Worum geht’s? Fabian Stumm spielt Joseph, einen Regisseur, der Ambitionen hat, aber kämpfen muss, um sie hoffentlich umsetzen zu können. Er hadert mit sich, als Mensch wie als Künstler: Die Trennung von seinem Freund vor drei Jahren macht ihm immer noch zu schaffen. Seine neue Filmidee muss erst noch Form annehmen. Eine Komödie soll es sein. Aber was für eine Komödie? Hmmm. Slapstick vielleicht, schlägt ihm ein Produzent vor, gespielt von Godehard Giese (immer gut!), der schon jetzt zur Stock-Company Stumms zählt (wie auch Haley Louise Jones, die die weibliche Hauptrolle spielt und einem das Herz bricht, oder Marie-Lou Sellem und Anneke Kim Sarnau – sie alle waren schon in „Knochen und Namen“ mit von der Partie).
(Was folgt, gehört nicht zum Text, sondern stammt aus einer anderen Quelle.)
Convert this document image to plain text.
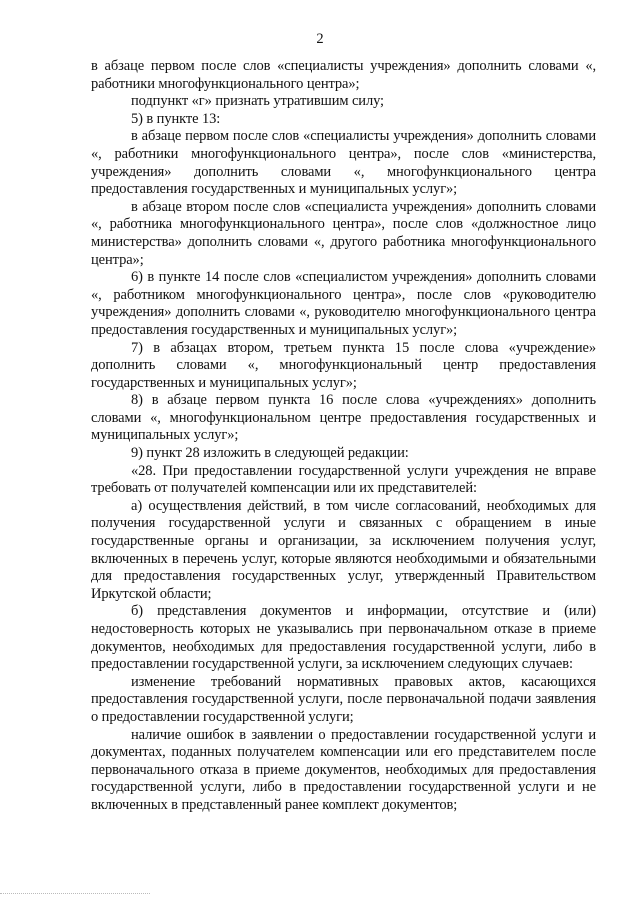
2

в абзаце первом после слов «специалисты учреждения» дополнить словами «, работники многофункционального центра»;

подпункт «г» признать утратившим силу;

5) в пункте 13:

в абзаце первом после слов «специалисты учреждения» дополнить словами «, работники многофункционального центра», после слов «министерства, учреждения» дополнить словами «, многофункционального центра предоставления государственных и муниципальных услуг»;

в абзаце втором после слов «специалиста учреждения» дополнить словами «, работника многофункционального центра», после слов «должностное лицо министерства» дополнить словами «, другого работника многофункционального центра»;

6) в пункте 14 после слов «специалистом учреждения» дополнить словами «, работником многофункционального центра», после слов «руководителю учреждения» дополнить словами «, руководителю многофункционального центра предоставления государственных и муниципальных услуг»;

7) в абзацах втором, третьем пункта 15 после слова «учреждение» дополнить словами «, многофункциональный центр предоставления государственных и муниципальных услуг»;

8) в абзаце первом пункта 16 после слова «учреждениях» дополнить словами «, многофункциональном центре предоставления государственных и муниципальных услуг»;

9) пункт 28 изложить в следующей редакции:

«28. При предоставлении государственной услуги учреждения не вправе требовать от получателей компенсации или их представителей:

а) осуществления действий, в том числе согласований, необходимых для получения государственной услуги и связанных с обращением в иные государственные органы и организации, за исключением получения услуг, включенных в перечень услуг, которые являются необходимыми и обязательными для предоставления государственных услуг, утвержденный Правительством Иркутской области;

б) представления документов и информации, отсутствие и (или) недостоверность которых не указывались при первоначальном отказе в приеме документов, необходимых для предоставления государственной услуги, либо в предоставлении государственной услуги, за исключением следующих случаев:

изменение требований нормативных правовых актов, касающихся предоставления государственной услуги, после первоначальной подачи заявления о предоставлении государственной услуги;

наличие ошибок в заявлении о предоставлении государственной услуги и документах, поданных получателем компенсации или его представителем после первоначального отказа в приеме документов, необходимых для предоставления государственной услуги, либо в предоставлении государственной услуги и не включенных в представленный ранее комплект документов;
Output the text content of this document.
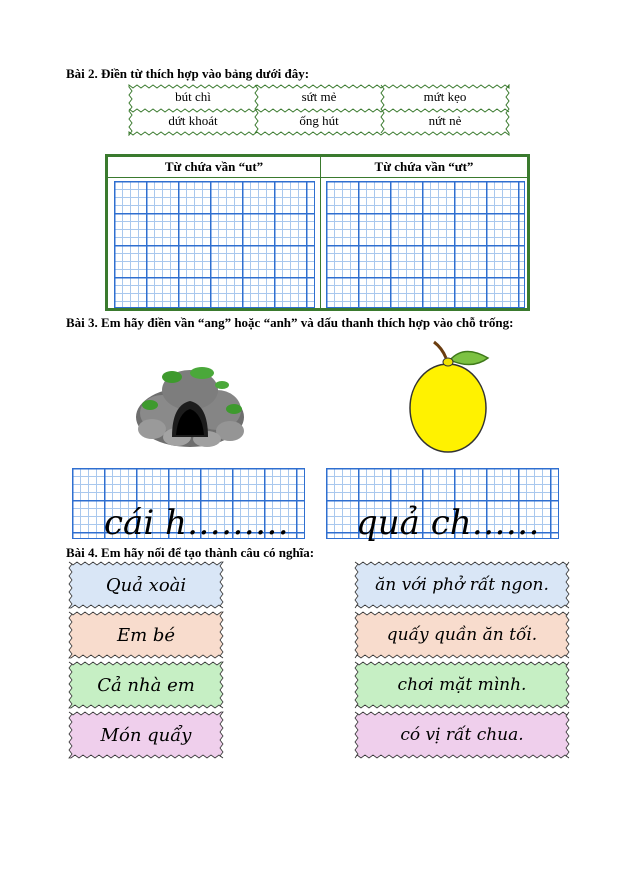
Bài 2. Điền từ thích hợp vào bảng dưới đây:
bút chì	sứt mẻ	mứt kẹo
dứt khoát	ống hút	nứt nẻ
Từ chứa vần “ut”	Từ chứa vần “ưt”
Bài 3. Em hãy điền vần “ang” hoặc “anh” và dấu thanh thích hợp vào chỗ trống:
cái h……… quả ch……
Bài 4. Em hãy nối để tạo thành câu có nghĩa:
Quả xoài
Em bé
Cả nhà em
Món quẩy
ăn với phở rất ngon.
quấy quần ăn tối.
chơi mặt mình.
có vị rất chua.
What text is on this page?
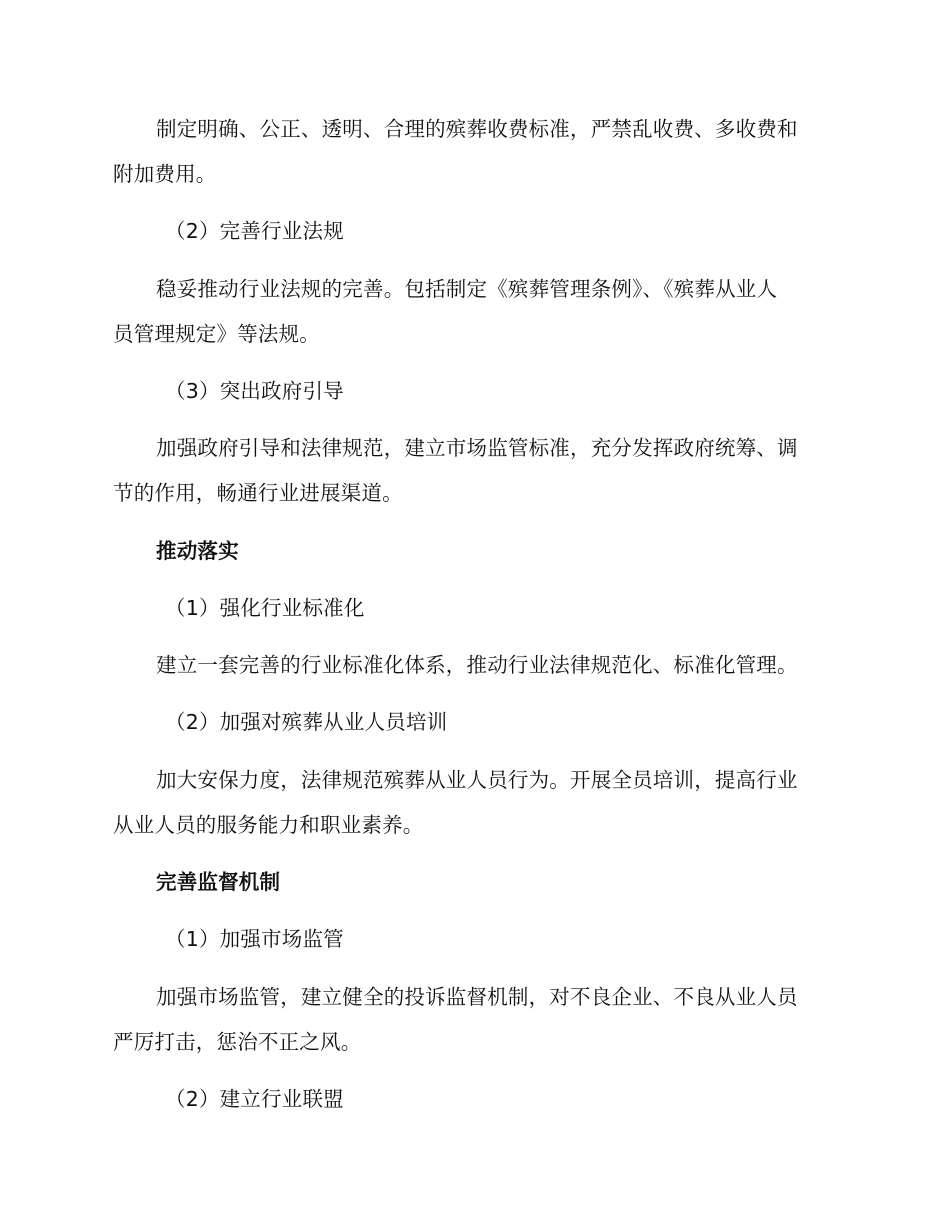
制定明确、公正、透明、合理的殡葬收费标准，严禁乱收费、多收费和
附加费用。
（2）完善行业法规
稳妥推动行业法规的完善。包括制定《殡葬管理条例》、《殡葬从业人
员管理规定》等法规。
（3）突出政府引导
加强政府引导和法律规范，建立市场监管标准，充分发挥政府统筹、调
节的作用，畅通行业进展渠道。
推动落实
（1）强化行业标准化
建立一套完善的行业标准化体系，推动行业法律规范化、标准化管理。
（2）加强对殡葬从业人员培训
加大安保力度，法律规范殡葬从业人员行为。开展全员培训，提高行业
从业人员的服务能力和职业素养。
完善监督机制
（1）加强市场监管
加强市场监管，建立健全的投诉监督机制，对不良企业、不良从业人员
严厉打击，惩治不正之风。
（2）建立行业联盟
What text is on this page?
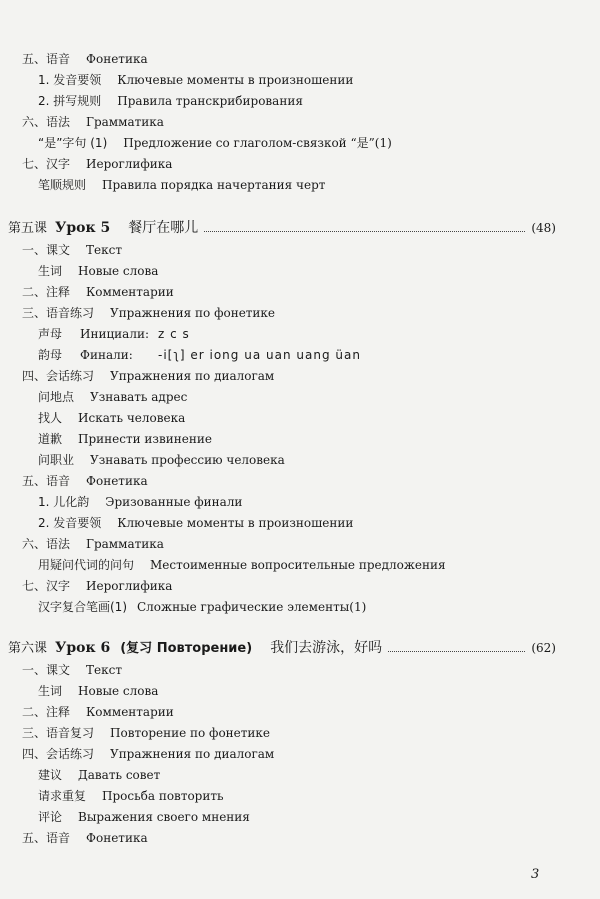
五、语音 Фонетика
1. 发音要领 Ключевые моменты в произношении
2. 拼写规则 Правила транскрибирования
六、语法 Грамматика
“是”字句 (1) Предложение со глаголом-связкой “是”(1)
七、汉字 Иероглифика
笔顺规则 Правила порядка начертания черт
第五课 Урок 5 餐厅在哪儿	(48)
一、课文 Текст
生词 Новые слова
二、注释 Комментарии
三、语音练习 Упражнения по фонетике
声母 Инициали: z c s
韵母 Финали: -i[ʅ] er iong ua uan uang üan
四、会话练习 Упражнения по диалогам
问地点 Узнавать адрес
找人 Искать человека
道歉 Принести извинение
问职业 Узнавать профессию человека
五、语音 Фонетика
1. 儿化韵 Эризованные финали
2. 发音要领 Ключевые моменты в произношении
六、语法 Грамматика
用疑问代词的问句 Местоименные вопросительные предложения
七、汉字 Иероглифика
汉字复合笔画(1) Сложные графические элементы(1)
第六课 Урок 6 (复习 Повторение) 我们去游泳，好吗	(62)
一、课文 Текст
生词 Новые слова
二、注释 Комментарии
三、语音复习 Повторение по фонетике
四、会话练习 Упражнения по диалогам
建议 Давать совет
请求重复 Просьба повторить
评论 Выражения своего мнения
五、语音 Фонетика
3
In der nächsten Szene zeigt Fabian Stumm dann gleich eine Slapstickszene, in der er sich in einem Automaten den Finger einklemmt – natürlich den Mittelfinger, btw, den einem der Film in der Folge stolz entgegenreckt. Marx Brothers pur (oder – siehe oben – Tati), aber eben doch unverkennbar Stumm: aus einer ungewöhnlichen Perspektive gefilmt, ohne Schnitt. Immer steht der Regisseur in direktem Dialog mit seiner Hauptfigur, Realität und Fiktion sind permeabel, befinden sich im Austausch, als würden sie einander zusehen und sich gegenseitig kommentieren, was einen auch als Zuschauer auf ungewöhnliche Weise impliziert.
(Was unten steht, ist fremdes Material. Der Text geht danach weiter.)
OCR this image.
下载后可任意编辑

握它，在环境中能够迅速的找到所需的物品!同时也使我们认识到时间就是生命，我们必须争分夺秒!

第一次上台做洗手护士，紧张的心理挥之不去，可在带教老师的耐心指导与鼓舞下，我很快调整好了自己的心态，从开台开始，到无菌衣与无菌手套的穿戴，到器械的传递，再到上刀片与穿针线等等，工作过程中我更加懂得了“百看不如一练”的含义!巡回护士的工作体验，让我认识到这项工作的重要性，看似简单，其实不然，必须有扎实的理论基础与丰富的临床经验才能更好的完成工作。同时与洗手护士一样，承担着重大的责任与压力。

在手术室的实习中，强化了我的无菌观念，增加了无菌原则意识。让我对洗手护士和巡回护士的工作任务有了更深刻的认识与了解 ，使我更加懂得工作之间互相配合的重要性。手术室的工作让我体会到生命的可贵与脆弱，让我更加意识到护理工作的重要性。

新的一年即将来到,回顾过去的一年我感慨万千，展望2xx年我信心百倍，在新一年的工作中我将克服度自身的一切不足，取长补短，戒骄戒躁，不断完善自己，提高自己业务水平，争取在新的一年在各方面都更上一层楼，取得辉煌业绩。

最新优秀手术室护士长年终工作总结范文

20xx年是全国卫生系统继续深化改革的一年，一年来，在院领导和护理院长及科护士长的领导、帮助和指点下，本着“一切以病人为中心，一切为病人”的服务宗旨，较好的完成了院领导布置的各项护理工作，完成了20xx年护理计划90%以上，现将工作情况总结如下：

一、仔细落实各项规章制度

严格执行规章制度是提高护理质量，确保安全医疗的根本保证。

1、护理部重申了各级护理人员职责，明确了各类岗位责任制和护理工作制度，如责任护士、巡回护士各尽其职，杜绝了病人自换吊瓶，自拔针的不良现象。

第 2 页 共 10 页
Was die Handlung schließlich wirklich in Bewegung setzt, ist Josephs Beziehung zu seiner besten Freundin Sonya, mit der er einen kleinen Sohn hat. Eine schwere Depression zwingt Sonya zu einem Klinikaufenthalt, und Joseph muss sich allein um seinen Jungen kümmern, was natürlich auch alle weiteren Konflikte in seinem Leben forciert. Alles kommt unversehens. Unmöglich lässt sich beispielsweise anfangs abschätzen, wohin Josephs Beziehung zu seiner schwedischen Zeichenlehrerin Elin (Ulrica Flach) führt. Aber wie der Film sie gemeinsam Berlin erobern und dann im Regen unter einem Schirm eng beisammensitzen lässt, macht ein bisschen glücklich. Und dann natürlich die Szene ziemlich zu Beginn von „Sad Jokes“, wenn Joseph mit seinem Sohn vor seiner Regalwand mit DVDs sitzt und einen Film für ihn auswählt. Er empfiehlt „The Wizard of Oz“, aber man sieht auch auf den ersten Blick Bücher über Altman, Bergman und Wilder, und Rohmer bekommt ein Shout-Out. Da weiß man, dass man Zuhause ist in „Sad Jokes“. Irgendwo im Filmhimmel sitzen Chaplin und Truffaut und klatschen sich ab. Die besten Witze sind immer die traurigen: Weil sie uns ans Leben erinnern und darüber lachen lassen, obwohl einem nicht danach zumute ist.